To support their optimism, union leaders point to a wave of strikes they say have changed the public’s concept of organized labor. Workers went on strike more than 300 times in 2022—the most since 2005, according to a recent data analysis by Bloomberg Law.

Unions are also becoming more popular. A Gallup poll last year found that 71% of Americans approve of unions, the highest share in more than half a century. And the National Labor Relations Board recorded a 53% increase in union petitions filed during the 2022 fiscal year.
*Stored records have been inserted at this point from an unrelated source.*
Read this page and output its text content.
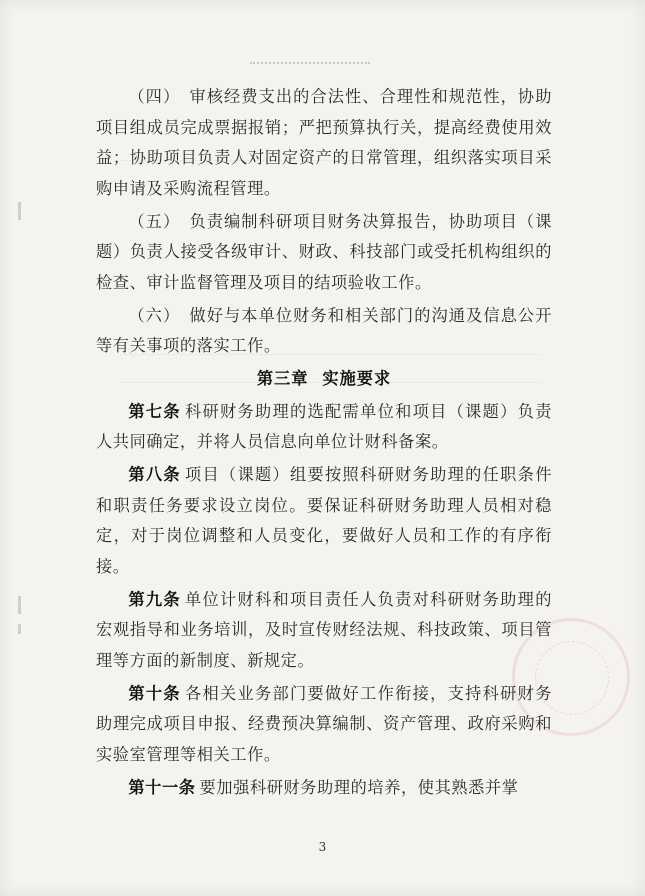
（四）　审核经费支出的合法性、合理性和规范性，协助项目组成员完成票据报销；严把预算执行关，提高经费使用效益；协助项目负责人对固定资产的日常管理，组织落实项目采购申请及采购流程管理。

（五）　负责编制科研项目财务决算报告，协助项目（课题）负责人接受各级审计、财政、科技部门或受托机构组织的检查、审计监督管理及项目的结项验收工作。

（六）　做好与本单位财务和相关部门的沟通及信息公开等有关事项的落实工作。

第三章 实施要求

第七条 科研财务助理的选配需单位和项目（课题）负责人共同确定，并将人员信息向单位计财科备案。

第八条 项目（课题）组要按照科研财务助理的任职条件和职责任务要求设立岗位。要保证科研财务助理人员相对稳定，对于岗位调整和人员变化，要做好人员和工作的有序衔接。

第九条 单位计财科和项目责任人负责对科研财务助理的宏观指导和业务培训，及时宣传财经法规、科技政策、项目管理等方面的新制度、新规定。

第十条 各相关业务部门要做好工作衔接，支持科研财务助理完成项目申报、经费预决算编制、资产管理、政府采购和实验室管理等相关工作。

第十一条 要加强科研财务助理的培养，使其熟悉并掌

3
While there’s a perception workers would have a hard time finding another job in a recession, “we are still in a moment where people see the unfairness of how corporations are making billions of dollars and record profits, and the people who are making those profits are still not gaining access to better conditions and pay,” AFL-CIO President Liz Shuler said in an interview. “That will continue to be a driver for people to say, ‘hey, do we have to sit back and take it, or can we do something about it?’”

At the same time, some unions are mulling technology-related contract clauses to prevent workers from being replaced by automation, a move to protect current members and demonstrate their value to prospective ones.

“We expect a very big year,” D. Taylor, president of Unite Here, said in an interview. “The conditions have not changed.”

Competition

Unions recently secured beachheads at Microsoft, Apple Inc., and Amazon, organizing small groups of workers within the larger companies. At Alphabet Inc., the Communications Workers of America is backing the Alphabet Workers Union, an unofficial worker group that advocates for various causes and could serve as an incubator for a more widespread campaign.

At the same time, outdated structures that focus on non-digital work could limit unions’ effectiveness in tech, Schurman said. No single union has clear responsibility for tech workers, both creating a vacuum for organizing and unnecessary turf wars, she added.

The latter challenge was on display last year, when both the International Association of Machinists and the CWA sought to organize Apple store workers in Maryland, Oklahoma, and Georgia. Each union successfully organized a single store, one in suburban Baltimore and the other in Oklahoma City. But it’s unclear which group will take charge of winning roughly 270 other stores in the US.

Union leaders this month flocked to Las Vegas for the CES technology conference, set on understanding how the latest innovations in artificial intelligence could disrupt their industries.

Some find themselves facing threats, but also opportunities. Hollywood’s biggest union, SAG-AFTRA, worries about digital-double technology that could generate crowd scenes with fewer actors. But at the same time, the explosion of streaming services had increased demand for actors, said Duncan Crabtree-Ireland, the national executive director and chief negotiator for SAG-AFTRA.

And the actors’ guild has found another unlikely source for new members. The union in 2021 rolled out an “influencer agreement” as a way to get advertisers to guarantee pay and benefits for internet celebrities hawking products on social media.

“We’re not willing to just let corporations, whether they’re in tech or any other industry, just run roughshod over human rights and people’s dignity,” Crabtree-Ireland said. “This is a long-term change in the way people perceive unions—not solely based on the boom-or-bust economy of the tech sector.”